Die Kultur der Türkei ist äußerst vielfältig und durch verschiedene historische Einflüsse geprägt. Das ist vor allem der Lage des Landes geschuldet, da man die Türkei als eine Art Schnittstelle betrachten kann, die den asiatischen mit dem europäischen Kontinent verbindet.
Religiös betrachtet, fühlt sich ein Großteil der Türken dem Islam zugehörig, was sich auch im alltäglichen Leben der Menschen widerspiegelt.
Gesundheit & Versorgung
In der Türkei werden nur eingeschränkt Leistungen durch die deutsche Krankenversicherung übernommen, weswegen wir dringend dazu raten eine Auslandskrankenversicherung abzuschließen.
Vom Verzehr von Leitungswasser in der Türkei wird abgeraten, da eine Kontamination durch die Leitungen nicht ausgeschlossen werden kann.
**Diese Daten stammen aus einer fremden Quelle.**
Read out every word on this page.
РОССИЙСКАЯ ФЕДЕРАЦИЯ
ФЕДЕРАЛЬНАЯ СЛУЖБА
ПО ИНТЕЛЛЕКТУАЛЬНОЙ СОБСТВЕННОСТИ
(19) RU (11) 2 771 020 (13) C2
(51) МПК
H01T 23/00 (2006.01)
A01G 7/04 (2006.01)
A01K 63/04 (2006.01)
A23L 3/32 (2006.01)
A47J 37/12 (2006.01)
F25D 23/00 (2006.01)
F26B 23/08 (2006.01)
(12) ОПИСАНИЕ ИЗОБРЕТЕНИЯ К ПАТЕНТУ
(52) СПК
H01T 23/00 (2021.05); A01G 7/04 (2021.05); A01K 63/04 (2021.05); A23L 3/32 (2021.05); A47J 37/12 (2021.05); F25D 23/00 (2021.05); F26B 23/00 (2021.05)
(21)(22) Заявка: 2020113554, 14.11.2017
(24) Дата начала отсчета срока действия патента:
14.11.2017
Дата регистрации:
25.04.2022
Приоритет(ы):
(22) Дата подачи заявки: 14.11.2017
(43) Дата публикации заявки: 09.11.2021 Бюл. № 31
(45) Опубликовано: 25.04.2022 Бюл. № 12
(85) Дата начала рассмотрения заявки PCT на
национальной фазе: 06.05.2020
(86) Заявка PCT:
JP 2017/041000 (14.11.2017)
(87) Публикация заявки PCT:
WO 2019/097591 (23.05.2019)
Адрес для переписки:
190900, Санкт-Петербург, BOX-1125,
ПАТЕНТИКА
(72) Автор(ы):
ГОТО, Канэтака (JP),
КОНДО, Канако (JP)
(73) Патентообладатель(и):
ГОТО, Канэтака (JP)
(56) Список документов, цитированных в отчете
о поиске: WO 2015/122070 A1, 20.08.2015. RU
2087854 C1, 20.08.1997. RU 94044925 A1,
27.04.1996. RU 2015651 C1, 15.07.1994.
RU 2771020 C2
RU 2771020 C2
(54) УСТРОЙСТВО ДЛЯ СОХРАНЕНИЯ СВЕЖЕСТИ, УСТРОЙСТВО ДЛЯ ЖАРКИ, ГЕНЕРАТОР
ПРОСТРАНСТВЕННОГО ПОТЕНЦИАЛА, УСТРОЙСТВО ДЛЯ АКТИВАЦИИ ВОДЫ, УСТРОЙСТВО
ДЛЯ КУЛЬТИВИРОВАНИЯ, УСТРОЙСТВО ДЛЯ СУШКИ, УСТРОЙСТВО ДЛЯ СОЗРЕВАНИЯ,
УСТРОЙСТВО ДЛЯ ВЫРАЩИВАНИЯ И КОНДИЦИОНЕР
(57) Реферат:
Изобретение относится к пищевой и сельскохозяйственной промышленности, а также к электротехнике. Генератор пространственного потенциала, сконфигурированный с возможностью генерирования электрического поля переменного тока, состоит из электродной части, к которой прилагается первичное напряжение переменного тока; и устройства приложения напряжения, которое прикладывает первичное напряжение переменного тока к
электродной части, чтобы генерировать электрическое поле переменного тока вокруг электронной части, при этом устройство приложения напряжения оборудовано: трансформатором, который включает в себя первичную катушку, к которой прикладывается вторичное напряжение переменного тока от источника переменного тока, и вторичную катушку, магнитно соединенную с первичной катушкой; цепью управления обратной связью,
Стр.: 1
Auch für das Zähneputzen sollte man gefiltertes oder abgepacktes Wasser verwenden. Ein 5l Kanister Trinkwasser kostet in der Türkei ca. 1 €.
Essen & Einkaufen
Europäische Supermarktketten findet man in der Türkei zwar eher selten, dafür gibt es aber selbst in den kleinsten Orten meist gut ausgestattete Supermärkte. Obst, Gemüse, Tee und Gewürze kauft man am günstigsten auf dem lokalen Basar ein. Auch für andere Dinge des alltäglichen Lebens wie Kleidung und Schuhe findet man in der Türkei reichlich Auswahl.
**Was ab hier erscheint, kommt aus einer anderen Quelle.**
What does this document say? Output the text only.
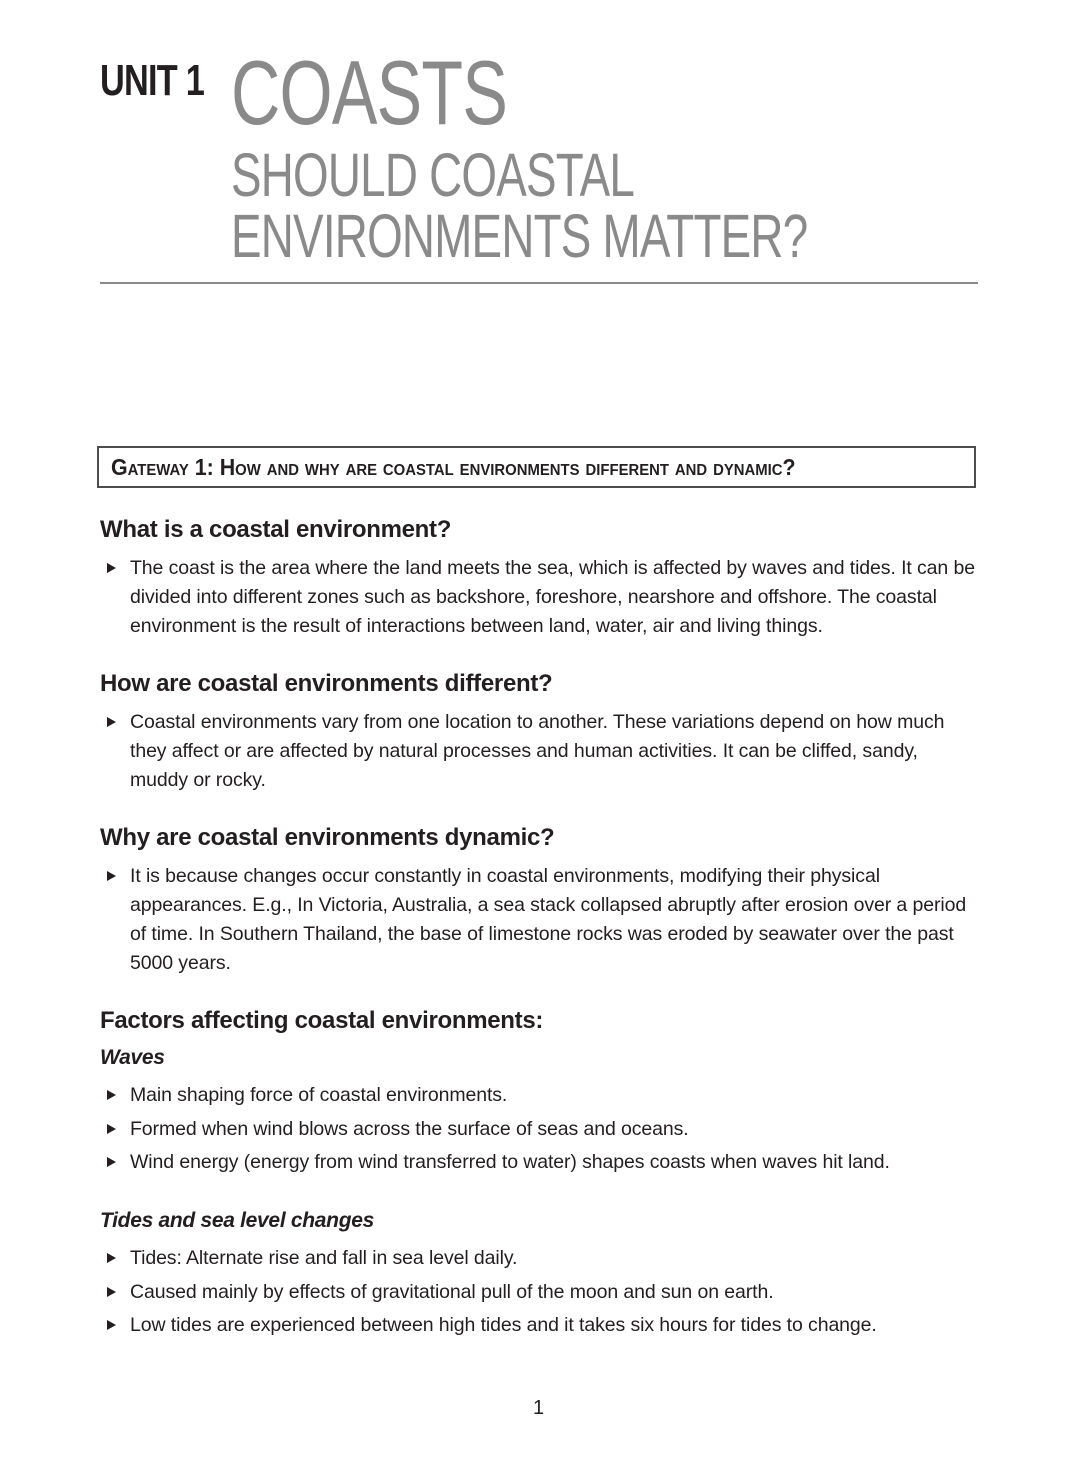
UNIT 1 COASTS
SHOULD COASTAL
ENVIRONMENTS MATTER?
Gateway 1: How and why are coastal environments different and dynamic?
What is a coastal environment?
The coast is the area where the land meets the sea, which is affected by waves and tides. It can be divided into different zones such as backshore, foreshore, nearshore and offshore. The coastal environment is the result of interactions between land, water, air and living things.
How are coastal environments different?
Coastal environments vary from one location to another. These variations depend on how much they affect or are affected by natural processes and human activities. It can be cliffed, sandy, muddy or rocky.
Why are coastal environments dynamic?
It is because changes occur constantly in coastal environments, modifying their physical appearances. E.g., In Victoria, Australia, a sea stack collapsed abruptly after erosion over a period of time. In Southern Thailand, the base of limestone rocks was eroded by seawater over the past 5000 years.
Factors affecting coastal environments:
Waves
Main shaping force of coastal environments.
Formed when wind blows across the surface of seas and oceans.
Wind energy (energy from wind transferred to water) shapes coasts when waves hit land.
Tides and sea level changes
Tides: Alternate rise and fall in sea level daily.
Caused mainly by effects of gravitational pull of the moon and sun on earth.
Low tides are experienced between high tides and it takes six hours for tides to change.
1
Gut zu wissen: Das Verhandeln und Feilschen gehört in der Türkei beim Einkaufen einfach dazu. Bei Lebensmitteln und sehr niedrigen Preisen ist Handeln allerdings tabu und gilt als unhöflich!
Die Türkei hat eine unglaublich vielfältige Küche zu bieten. Häufig spielt Fleisch eine Rolle, aber auch vegetarische Gerichte wie Çigköfte und Dürüm sind beliebt. Für alle die es gerne süß mögen, empfehlen wir Baklava mit Pistazienfüllung. Wenn man zu einem türkischen Tee eingeladen wird, sollte man die Einladung auf keinen Fall ablehnen. Das wäre nicht nur unhöflich, sondern auch schade, denn wie lernt man die Türken und ihre Kultur besser kennen, als bei einem Glas schwarzen Tee?